I suffered a couple of anxiety attacks, probably due to my inexperience with personal medical uncertainties. On top of that I was unsure about the cruise to Alaska that was to begin ten days after angioplasty.

The cardiologist gave me great advice: “If you are the kind of person who wants to take care of the health issues close to home and the hospital, without interference from anything else, you should not go. If you are the kind of person who feels ‘it’s now or never’ then you should go.”

I went. It was the best antidote. Had I stayed home I would probably have touched my hand to my chest at every turn and would have read every minor hiccup as “symptom.” Besides, the air in Alaska was certainly better than in California. I had a wonderful time. Walked a little more every day. Ate cautiously; after all I have restrictions now - less fat, less salt. And I was around people; no fear of having a heart attack all by myself.

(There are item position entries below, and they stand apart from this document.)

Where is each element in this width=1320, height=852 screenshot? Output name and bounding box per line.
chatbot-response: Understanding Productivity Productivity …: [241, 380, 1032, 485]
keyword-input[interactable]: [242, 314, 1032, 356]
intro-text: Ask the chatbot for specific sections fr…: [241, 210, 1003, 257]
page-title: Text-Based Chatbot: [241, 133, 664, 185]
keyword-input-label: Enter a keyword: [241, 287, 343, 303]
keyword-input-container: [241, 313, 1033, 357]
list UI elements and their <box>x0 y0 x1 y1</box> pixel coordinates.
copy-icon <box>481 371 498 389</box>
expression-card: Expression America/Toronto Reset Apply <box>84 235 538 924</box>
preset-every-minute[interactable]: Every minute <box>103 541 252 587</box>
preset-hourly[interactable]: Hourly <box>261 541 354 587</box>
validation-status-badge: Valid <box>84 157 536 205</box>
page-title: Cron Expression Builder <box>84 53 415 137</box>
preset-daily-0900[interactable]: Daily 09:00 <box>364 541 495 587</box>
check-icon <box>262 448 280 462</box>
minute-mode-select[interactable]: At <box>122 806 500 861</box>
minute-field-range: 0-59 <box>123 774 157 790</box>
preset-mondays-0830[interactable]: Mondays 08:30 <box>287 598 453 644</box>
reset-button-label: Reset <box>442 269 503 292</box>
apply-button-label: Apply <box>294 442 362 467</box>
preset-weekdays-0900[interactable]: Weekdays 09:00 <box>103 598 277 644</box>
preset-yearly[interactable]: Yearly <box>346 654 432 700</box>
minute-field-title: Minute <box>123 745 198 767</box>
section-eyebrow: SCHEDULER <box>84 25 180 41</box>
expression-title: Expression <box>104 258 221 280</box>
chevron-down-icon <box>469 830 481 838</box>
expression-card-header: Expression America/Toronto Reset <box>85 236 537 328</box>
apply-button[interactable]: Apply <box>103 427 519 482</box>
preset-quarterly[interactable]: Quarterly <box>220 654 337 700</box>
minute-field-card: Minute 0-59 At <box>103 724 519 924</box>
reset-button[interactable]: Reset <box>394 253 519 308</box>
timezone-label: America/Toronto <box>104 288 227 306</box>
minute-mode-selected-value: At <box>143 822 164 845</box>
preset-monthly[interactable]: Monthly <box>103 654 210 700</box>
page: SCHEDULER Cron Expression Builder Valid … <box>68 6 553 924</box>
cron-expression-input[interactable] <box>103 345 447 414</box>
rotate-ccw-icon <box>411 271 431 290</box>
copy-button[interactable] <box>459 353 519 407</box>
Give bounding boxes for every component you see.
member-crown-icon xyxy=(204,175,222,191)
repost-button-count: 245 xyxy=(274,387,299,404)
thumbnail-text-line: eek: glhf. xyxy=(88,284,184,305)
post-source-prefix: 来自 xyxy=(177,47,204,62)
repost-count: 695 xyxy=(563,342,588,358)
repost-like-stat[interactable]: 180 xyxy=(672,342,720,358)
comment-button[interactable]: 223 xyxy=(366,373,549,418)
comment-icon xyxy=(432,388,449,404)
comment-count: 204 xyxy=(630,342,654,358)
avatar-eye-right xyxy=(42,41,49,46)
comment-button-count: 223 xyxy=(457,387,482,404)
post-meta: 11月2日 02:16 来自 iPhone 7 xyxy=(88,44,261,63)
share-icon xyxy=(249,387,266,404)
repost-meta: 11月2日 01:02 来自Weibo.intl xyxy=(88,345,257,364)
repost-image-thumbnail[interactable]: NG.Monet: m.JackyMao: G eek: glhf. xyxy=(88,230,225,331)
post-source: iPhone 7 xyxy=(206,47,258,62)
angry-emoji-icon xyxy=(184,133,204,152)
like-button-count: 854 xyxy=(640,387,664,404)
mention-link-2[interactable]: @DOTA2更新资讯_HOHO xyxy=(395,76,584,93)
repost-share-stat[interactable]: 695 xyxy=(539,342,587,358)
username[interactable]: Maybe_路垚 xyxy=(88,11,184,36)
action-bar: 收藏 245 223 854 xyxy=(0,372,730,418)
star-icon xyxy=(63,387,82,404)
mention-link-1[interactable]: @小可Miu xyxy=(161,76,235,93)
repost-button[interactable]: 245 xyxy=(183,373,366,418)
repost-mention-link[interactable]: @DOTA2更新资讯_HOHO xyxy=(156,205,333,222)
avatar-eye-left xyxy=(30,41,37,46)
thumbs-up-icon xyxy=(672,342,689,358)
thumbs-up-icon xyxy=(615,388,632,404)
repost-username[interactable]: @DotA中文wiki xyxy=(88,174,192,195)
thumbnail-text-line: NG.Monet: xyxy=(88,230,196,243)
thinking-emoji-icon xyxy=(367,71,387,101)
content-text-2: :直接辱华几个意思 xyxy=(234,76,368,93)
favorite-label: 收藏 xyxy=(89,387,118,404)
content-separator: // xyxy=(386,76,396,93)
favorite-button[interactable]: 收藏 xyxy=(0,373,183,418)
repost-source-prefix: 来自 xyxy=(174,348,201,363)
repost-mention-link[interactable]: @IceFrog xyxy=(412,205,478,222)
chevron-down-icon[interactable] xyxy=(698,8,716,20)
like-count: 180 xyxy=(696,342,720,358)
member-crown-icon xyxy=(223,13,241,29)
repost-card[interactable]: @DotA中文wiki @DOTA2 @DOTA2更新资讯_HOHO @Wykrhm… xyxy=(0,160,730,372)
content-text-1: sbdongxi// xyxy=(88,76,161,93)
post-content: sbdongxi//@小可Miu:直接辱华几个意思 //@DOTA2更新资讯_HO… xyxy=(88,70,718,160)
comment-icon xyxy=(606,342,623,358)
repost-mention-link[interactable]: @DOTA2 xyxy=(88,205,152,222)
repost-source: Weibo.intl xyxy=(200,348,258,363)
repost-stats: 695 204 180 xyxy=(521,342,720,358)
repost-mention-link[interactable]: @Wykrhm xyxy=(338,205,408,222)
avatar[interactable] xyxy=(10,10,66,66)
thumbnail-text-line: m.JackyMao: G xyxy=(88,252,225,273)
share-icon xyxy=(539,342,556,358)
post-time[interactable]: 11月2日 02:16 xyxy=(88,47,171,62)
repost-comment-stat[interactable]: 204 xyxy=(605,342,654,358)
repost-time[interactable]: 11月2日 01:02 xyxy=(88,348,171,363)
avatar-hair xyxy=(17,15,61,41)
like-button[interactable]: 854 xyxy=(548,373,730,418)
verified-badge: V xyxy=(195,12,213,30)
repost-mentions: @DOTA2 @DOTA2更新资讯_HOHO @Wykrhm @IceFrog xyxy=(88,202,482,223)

I even knitted. Not three Bears as planned. Only one. I named him Hubbard because he was begun while I cruised the Inside Passage toward Hubbard Glacier. During the last few days I have stuffed and sewn the ones I had planned to finish before the trip, numbers eighty-one to eighty-four, and have finished number eighty-five, Hubbard. I think I’m back in business. I am knitting number eighty-six, between walking, calorie counting, taking my blood pressure, and thanking Tim Russert’s doctor for putting the seeds of concern into my head.